Purpose: : Elevated intraocular pressure (IOP) is one of the most important risk factors for the development of glaucoma. A number of studies have suggested that morphological changes of retinal ganglion cell (RGC) dendrites occur prior to RGC apoptosis. Here we sought to characterize the timecourse and morphological features of RGC changes in response to elevated IOP in a mouse model of glaucoma.

Methods: : Elevated IOP was induced in one eye of transgenic mice expressing cyan fluorescent protein (CFP) under the control of the Thy1 promoter through injections of a hyaluronic acid solution into the anterior chamber. The contralateral eye served as a control. Animals were monitored daily and injections were repeated as needed to maintain elevated IOP. After four and nine days of elevated IOP mice were euthanized, enucleated and their retinas were flat mounted for confocal microscopy evaluation. Confocal image stacks of individual retinal ganglion cells were collected at 200x, 400x and 600x, and analyzed using ImageJ software. Parameters evaluated included cell body size, dendritic field area, number of primary dendrites, and degree of dendrite branching.

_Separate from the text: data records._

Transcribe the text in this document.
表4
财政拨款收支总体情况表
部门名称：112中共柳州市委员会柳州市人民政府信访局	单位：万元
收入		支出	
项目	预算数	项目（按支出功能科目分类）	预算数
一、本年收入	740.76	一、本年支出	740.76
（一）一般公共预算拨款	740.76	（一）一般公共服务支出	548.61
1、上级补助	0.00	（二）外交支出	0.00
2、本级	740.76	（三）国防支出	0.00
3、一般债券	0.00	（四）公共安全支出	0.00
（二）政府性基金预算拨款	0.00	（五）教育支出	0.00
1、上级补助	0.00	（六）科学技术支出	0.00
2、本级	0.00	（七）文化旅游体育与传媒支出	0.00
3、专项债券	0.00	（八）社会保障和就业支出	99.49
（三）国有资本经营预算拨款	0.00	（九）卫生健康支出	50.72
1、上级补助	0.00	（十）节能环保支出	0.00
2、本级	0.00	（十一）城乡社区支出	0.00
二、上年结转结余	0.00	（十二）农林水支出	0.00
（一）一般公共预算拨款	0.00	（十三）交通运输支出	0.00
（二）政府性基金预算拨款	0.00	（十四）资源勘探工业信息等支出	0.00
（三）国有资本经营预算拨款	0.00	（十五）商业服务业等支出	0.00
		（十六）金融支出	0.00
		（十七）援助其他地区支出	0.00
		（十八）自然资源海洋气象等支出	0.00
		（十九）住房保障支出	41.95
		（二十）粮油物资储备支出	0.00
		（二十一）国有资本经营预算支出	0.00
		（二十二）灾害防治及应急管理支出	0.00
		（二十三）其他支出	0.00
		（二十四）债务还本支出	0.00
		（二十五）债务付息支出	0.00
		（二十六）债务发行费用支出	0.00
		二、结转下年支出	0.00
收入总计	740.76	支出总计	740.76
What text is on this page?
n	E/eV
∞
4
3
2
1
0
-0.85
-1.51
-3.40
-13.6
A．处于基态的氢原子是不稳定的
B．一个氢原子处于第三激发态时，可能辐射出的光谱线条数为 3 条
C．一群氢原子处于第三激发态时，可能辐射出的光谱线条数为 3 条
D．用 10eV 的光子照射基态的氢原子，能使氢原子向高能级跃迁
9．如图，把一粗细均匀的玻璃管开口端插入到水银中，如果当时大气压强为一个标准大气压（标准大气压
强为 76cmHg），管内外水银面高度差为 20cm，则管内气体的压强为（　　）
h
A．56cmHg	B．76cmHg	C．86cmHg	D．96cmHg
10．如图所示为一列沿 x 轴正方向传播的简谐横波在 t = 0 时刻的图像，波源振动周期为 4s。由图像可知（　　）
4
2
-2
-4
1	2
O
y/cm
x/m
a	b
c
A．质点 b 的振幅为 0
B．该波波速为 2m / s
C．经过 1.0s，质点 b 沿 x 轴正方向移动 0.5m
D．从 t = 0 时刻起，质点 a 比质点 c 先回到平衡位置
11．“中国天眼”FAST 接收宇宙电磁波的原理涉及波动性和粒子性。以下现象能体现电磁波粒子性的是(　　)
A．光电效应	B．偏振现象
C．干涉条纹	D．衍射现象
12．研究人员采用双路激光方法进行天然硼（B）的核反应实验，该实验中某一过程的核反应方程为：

Results: : Hyaluronic acid injections increased the IOP on average to 16.2 mmHg (control eyes = 9.4 mmHg). In this strain of mice approximately 0.07% of all RGC express CFP allowing morphometric analyses of the RGC soma, axon, and dendrites, typically without interference from neighboring cells. Our findings demonstrate that the degree of dendrite branching increases in response to elevated IOP. The changes reach statistical significance as early as four days after induction of elevated IOP (p= 0.01 and 0.005 at 4 and 9 days, respectively). We did not observe significant changes in RGC soma size (p= 0.60 and 0.52 at 4 and 9 days, respectively), dendritic field size (p= 0.43 and 0.35 at 4 and 9 days, respectively), or the number of primary dendrites (p= 0.74 and 0.11 at 4 and 9 days, respectively). The number of RGC was not reduced after four and nine days of elevated IOP.

Conclusions: : The Thy1-CFP mouse is an excellent model to evaluate morphological changes of individual RGC. Elevated IOP leads to rapid changes in RGC morphology that precede significant RGC loss. In particular we observed an increase in the degree of dendrite branching. These findings suggest that aberrant dendrite structure may be an early indicator of IOP induced retinal damage.